Given the following three elements, I'd expect them to render the href value in the same way (with the query string escaped, consistent with W3C standards)

<a href="${'http://www.google.com?a=1&b=2&c=3'}">no explicit context, expression used</a>
<a href="http://www.google.com?a=1&b=2&c=3">no explicit context</a>
<a href="${'http://www.google.com?a=1&b=2&c=3' @ context='attribute'}">
    explicit attribute context
</a>

However, only the last one performs the escaping and I get

<a href="http://www.google.com?a=1&b=2&c=3">no explicit context, expression used</a>
<a href="http://www.google.com?a=1&b=2&c=3">no explicit context</a>
<a href="http://www.google.com?a=1&amp;amp;b=2&amp;amp;c=3">
    explicit attribute context
</a>

For some reason, the the last one, using context='attribute' (the only one that does something with the & characters) escapes the ampersands twice, yielding invalid links.

This can be achieved with arbitrary element and attribute names so I think I can safely assume this is not some rewriter kicking in.
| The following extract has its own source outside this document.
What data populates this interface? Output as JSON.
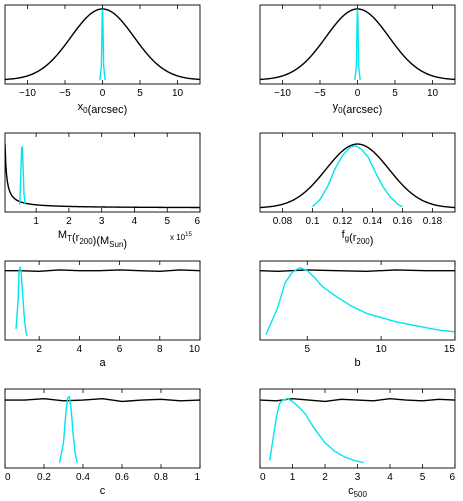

<stargate data-custom="${'http://www.google.com?a=1&b=2&c=3' @ context='attribute'}">
    attribute context in custom tag
</stargate>

Outputs:

<stargate data-custom="http://www.google.com?a=1&amp;amp;b=2&amp;amp;c=3">
    attribute context in custom tag
</stargate>

Furthermore, the Display Context Specification gave me the impression that the context, when rendering an attribute, would be picked up automatically as attribute

To protect against cross-site scripting (XSS) vulnerabilities, Sightly automatically recognises the context within which an output string is to be displayed within the final HTML output, and escapes that string appropriately.

Is the observed behaviour here to be expected or am I looking at a potential bug in Sightly?

Which context should I be using here? All contexts apart from attribute ignore the fact that query strings should be escaped in href. attribute on the other hand appears to be doing this twice. What's going on?

I'm using Adobe Granite Sightly Template Engine (compatibility)io.sightly.bundle 1.1.72

The uri context does not escape query strings in the way expected in HTML5 href attributes

I did also try using

<a href="${'http://www.google.com?a=1&b=2&c=3' @ context='uri'}">explicit uri context</a>

But it fails to escape the & chars, resulting in invalid HTML5.

<a href="http://www.google.com?a=1&b=2&c=3">explicit uri context</a>

Result of validation as HTML5:

Error Line 70, Column 35: & did not start a character reference. (& probably should have been escaped as &.)

<a href="http://www.google.com?a=1&b=2&c=3">explicit uri context</a>

The html context correctly renders links with multiple query parameters in href attributes

It seems the only context I could possibly use here at the moment is html (text escapes & twice, just like attribute)

<a href="${'http://www.google.com?a=1&b=2&c=3' @ context='html'}">explicit html context</a>

yields

<a href="http://www.google.com?a=1&amp;b=2&amp;c=3">explicit html context</a>

Changing to this context would allow me to get the right value in the href, as rendered by the browser. However, it doesn't seem to have the correct semantics.

To quote the description of the html context from the Sightly spec:

Use this in case you want to output HTML - Removes markup that may contain XSS risks


Solution

  • For src and href attributes Sightly uses the uri XSS escaping context 1, 2.

    Furthermore, the following markup is HTML5 valid using the validator from 3:

    <!DOCTYPE html>
    <html>
    <head>
        <title>Title</title>
    </head>
    <body>
        <a href="http://www.google.com?a=1&b=2&c=3">explicit uri context</a>
    </body>
    </html>
    

    Can you please point me to the spec regarding HTML 5 query strings escaping for HTML attributes?